Die gute alte Bauernregel »Bringt der große Bilanzbetrug viel Wut, gerät später auch das dazugehörige Gesetz gut« hat uns das Finanzmarktintegritätsstärkungsgesetz beschert. Gut, in Wahrheit lautet die Bauernregel »Bringt der Juli heiße Glut, gerät auch der September gut«. Aber ein bisschen dran ist ja schon was, je größer der Bilanzierungskandal, desto sicherer erfolgen später Reaktionen des Gesetzgebers, um zukünftig ähnliche Vorfälle zu erschweren.

 

Mit dem milliardenschweren Wirecard-Skandal wurde für deutsche Verhältnisse in neue Dimensionen vorgestoßen, so dass hierfür sogar ein neues, extra, Gesetz geschaffen wurde. Der Zungenbrecher Finanzmarktintegritätsstärkungsgesetz, kurz FISG greift ab dem 1. Juli 2021 und verfügt über 27 Artikel, zum Beispiel Artikel 1 »Änderung des Wertpapierhandelsgesetzes« oder Artikel 21 »Änderung der Wirtschaftsprüferordnung«.

 

Durch das neue Gesetz werden eine Reihe von Gesetzen und Verordnungen angepasst. Das FISG ist für alle Unternehmen relevant, die zu einer Abschlussprüfung verpflichtet sind. Gemäß § 316 HGB sind das alle mittelgroßen und großen Kapitalgesellschaften im Sinne des § 267 HGB. Daneben sind gemäß Publizitätsgesetz, kurz PublG auch Nicht-Kapitalgesellschaften prüfungspflichtig, wenn zwei der drei Kriterien zutreffen: deren Bilanzsumme ist größer als 65 Millionen Euro, der Umsatz ist größer als 130 Millionen Euro, das Unternehmen beschäftigt mehr als 5.000 Mitarbeiter. Im Genossenschaftsgesetz gibt es eine ähnliche Regelung für Genossenschaften. Kreditinstitue und Versicherungsunternehmen sind grundsätzlich prüfungspflichtig.

 

Die wichtigsten Neuerungen durch das FISG sind:

·      Der Aufsichtsrat eines Unternehmens von öffentlichen Interesse muss künftig über mindestens ein Mitglied mit Sachverstand rund um die Jahresabschlussprüfung und über mindestens ein Mitglied mit Sachverstand auf dem Gebiet der Rechnungslegung verfügen. So der Artikel 15 »Änderung des Aktiengesetzes«

·      Unternehmen von öffentlichem Interesse müssen einen Prüfungsausschuss einführen. Dessen Aufgabe: die Überprüfung der Unabhängigkeit des Abschlussprüfers und dessen Arbeit.

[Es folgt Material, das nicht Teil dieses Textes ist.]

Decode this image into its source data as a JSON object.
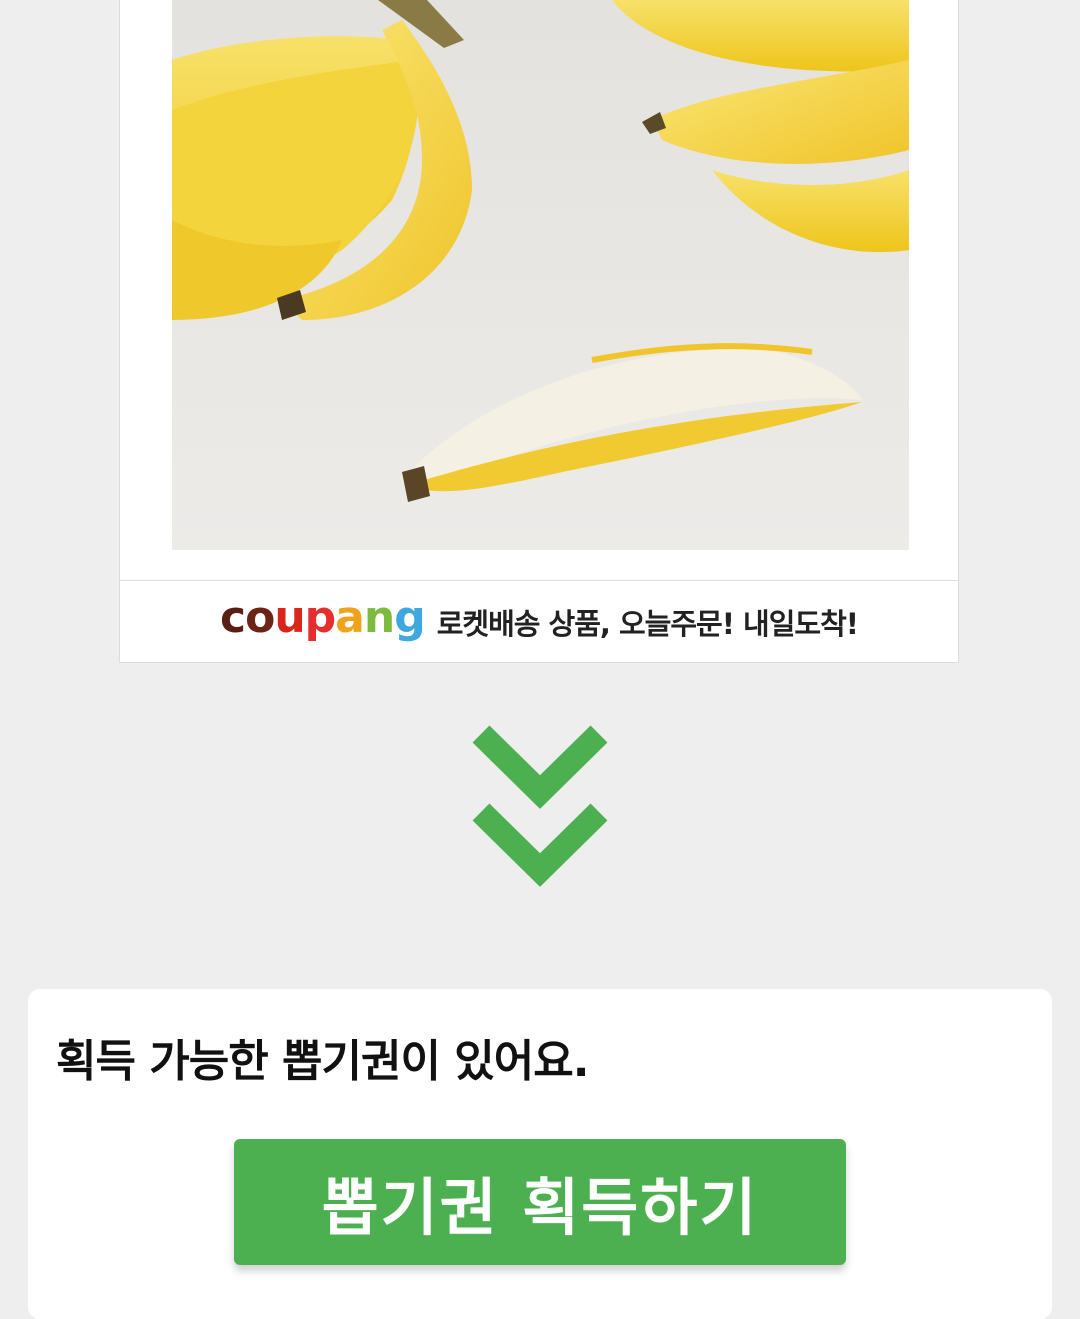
{
  "product": {
    "image_alt": "bananas",
    "promo_brand": "coupang",
    "promo_text": "로켓배송 상품, 오늘주문! 내일도착!"
  },
  "colors": {
    "accent_green": "#4caf50",
    "logo_c": "#5a1f13",
    "logo_o": "#6b2415",
    "logo_u": "#d9261c",
    "logo_p": "#e52e2e",
    "logo_a": "#f0a31a",
    "logo_n": "#7dbb3c",
    "logo_g": "#3fa7e0"
  },
  "icons": {
    "arrow": "double-chevron-down-icon"
  },
  "ticket": {
    "message": "획득 가능한 뽑기권이 있어요.",
    "button_label": "뽑기권 획득하기"
  }
}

·      Börsennotierte Aktiengesellschaften müssen nun ein wirklich wirksames internes Kontroll- und Risikomanagementsystem einführen

·      Aufsichtsräte dürfen die Führungskräfte von mit Prüf- und Überwachsaufgaben betrauten Bereichen direkt kontaktieren

·      Die Bundesanstalt für Finanzdienstleistungsaufsicht, kurz BaFin, kann Prüfungen auch ohne vorherigen Verdacht anordnen. Zudem ist sie seit der Einführung des FISG direkt für die Prüfungen zuständig. Die privat organisierte Deutsche Prüfstelle für Rechnungslegung ist nicht mehr zwischengeschaltet

·      Abschlussprüfer von Unternehmen von öffentlichem Interesse müssen nach zehn Jahren ausgetauscht werden.

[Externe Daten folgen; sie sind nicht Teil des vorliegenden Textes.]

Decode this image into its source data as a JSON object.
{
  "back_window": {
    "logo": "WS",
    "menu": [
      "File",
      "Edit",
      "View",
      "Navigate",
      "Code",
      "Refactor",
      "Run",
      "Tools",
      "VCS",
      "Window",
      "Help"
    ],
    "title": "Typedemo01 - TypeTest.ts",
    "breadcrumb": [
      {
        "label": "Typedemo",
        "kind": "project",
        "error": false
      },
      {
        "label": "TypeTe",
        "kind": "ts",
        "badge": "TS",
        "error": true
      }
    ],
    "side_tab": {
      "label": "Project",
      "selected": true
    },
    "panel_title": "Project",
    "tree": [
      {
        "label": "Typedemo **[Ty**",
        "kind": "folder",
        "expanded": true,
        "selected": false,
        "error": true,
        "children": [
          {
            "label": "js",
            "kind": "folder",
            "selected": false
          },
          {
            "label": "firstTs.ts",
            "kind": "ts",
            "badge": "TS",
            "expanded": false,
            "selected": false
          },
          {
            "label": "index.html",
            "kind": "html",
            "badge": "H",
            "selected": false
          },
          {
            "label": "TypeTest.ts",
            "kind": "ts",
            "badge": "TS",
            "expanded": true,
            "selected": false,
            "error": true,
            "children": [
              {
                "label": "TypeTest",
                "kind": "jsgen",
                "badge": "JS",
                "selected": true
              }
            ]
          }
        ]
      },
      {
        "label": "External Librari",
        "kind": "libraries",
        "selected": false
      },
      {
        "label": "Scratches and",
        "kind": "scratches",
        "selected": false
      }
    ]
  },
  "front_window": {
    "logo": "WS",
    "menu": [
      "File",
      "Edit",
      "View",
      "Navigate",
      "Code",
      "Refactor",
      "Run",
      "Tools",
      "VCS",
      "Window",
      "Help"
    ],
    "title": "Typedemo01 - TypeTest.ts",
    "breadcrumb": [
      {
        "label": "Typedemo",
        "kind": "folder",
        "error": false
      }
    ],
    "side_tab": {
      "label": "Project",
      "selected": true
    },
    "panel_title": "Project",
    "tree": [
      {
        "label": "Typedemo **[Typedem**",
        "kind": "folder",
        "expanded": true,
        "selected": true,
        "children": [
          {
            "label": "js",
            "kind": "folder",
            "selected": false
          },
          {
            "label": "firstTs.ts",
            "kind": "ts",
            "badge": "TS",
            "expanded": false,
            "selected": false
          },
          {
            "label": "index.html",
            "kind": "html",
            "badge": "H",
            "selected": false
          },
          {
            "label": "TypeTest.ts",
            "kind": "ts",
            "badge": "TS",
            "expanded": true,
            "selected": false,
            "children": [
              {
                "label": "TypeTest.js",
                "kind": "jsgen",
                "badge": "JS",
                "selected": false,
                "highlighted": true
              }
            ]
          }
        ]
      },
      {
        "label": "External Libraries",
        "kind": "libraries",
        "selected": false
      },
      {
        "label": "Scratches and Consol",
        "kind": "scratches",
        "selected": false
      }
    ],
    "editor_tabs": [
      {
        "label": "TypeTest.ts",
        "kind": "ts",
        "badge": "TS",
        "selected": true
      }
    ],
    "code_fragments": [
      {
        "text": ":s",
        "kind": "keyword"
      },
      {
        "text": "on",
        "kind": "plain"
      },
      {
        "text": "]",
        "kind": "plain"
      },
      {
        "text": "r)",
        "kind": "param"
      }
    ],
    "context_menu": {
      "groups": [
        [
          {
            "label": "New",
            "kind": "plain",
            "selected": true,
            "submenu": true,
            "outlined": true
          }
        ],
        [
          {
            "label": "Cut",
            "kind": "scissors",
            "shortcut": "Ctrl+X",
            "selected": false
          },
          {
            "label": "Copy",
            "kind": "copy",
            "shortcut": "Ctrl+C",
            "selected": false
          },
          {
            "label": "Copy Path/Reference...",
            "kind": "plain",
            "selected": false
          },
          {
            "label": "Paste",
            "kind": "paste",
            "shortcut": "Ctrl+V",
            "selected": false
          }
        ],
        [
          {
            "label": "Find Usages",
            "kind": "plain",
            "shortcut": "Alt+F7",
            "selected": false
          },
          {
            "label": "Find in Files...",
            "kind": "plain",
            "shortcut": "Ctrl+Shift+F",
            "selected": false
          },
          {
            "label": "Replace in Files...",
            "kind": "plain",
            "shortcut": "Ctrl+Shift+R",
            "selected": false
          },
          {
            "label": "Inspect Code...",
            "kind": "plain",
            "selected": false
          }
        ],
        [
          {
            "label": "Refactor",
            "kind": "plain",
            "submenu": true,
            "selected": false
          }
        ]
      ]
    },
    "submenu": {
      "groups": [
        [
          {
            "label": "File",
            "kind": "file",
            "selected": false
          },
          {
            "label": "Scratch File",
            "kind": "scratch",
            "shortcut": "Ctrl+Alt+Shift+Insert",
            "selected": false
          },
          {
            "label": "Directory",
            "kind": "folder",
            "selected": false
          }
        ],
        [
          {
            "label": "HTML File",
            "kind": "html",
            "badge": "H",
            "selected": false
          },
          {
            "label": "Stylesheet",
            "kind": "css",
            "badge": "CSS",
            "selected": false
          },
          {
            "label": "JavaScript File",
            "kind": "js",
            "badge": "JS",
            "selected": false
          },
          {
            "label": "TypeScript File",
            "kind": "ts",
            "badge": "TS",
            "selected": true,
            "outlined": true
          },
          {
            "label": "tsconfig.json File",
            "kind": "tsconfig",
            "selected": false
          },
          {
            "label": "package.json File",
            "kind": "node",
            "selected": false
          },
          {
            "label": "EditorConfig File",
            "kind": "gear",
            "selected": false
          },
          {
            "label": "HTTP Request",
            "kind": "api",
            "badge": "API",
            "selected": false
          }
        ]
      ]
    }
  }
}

·      Abschlussprüfer von Unternehmen von öffentlichem Interesse dürfen neben Ihrer Abschlussprüfungstätigkeit nicht mehr beraten

·      Die Haftungsobergrenzen für Abschlussprüfer bei fahrlässigen Fehlern steigen auf bis zu 16 Millionen Euro. Die Obergrenze gilt jedoch nicht bei grober Fahrlässigkeit.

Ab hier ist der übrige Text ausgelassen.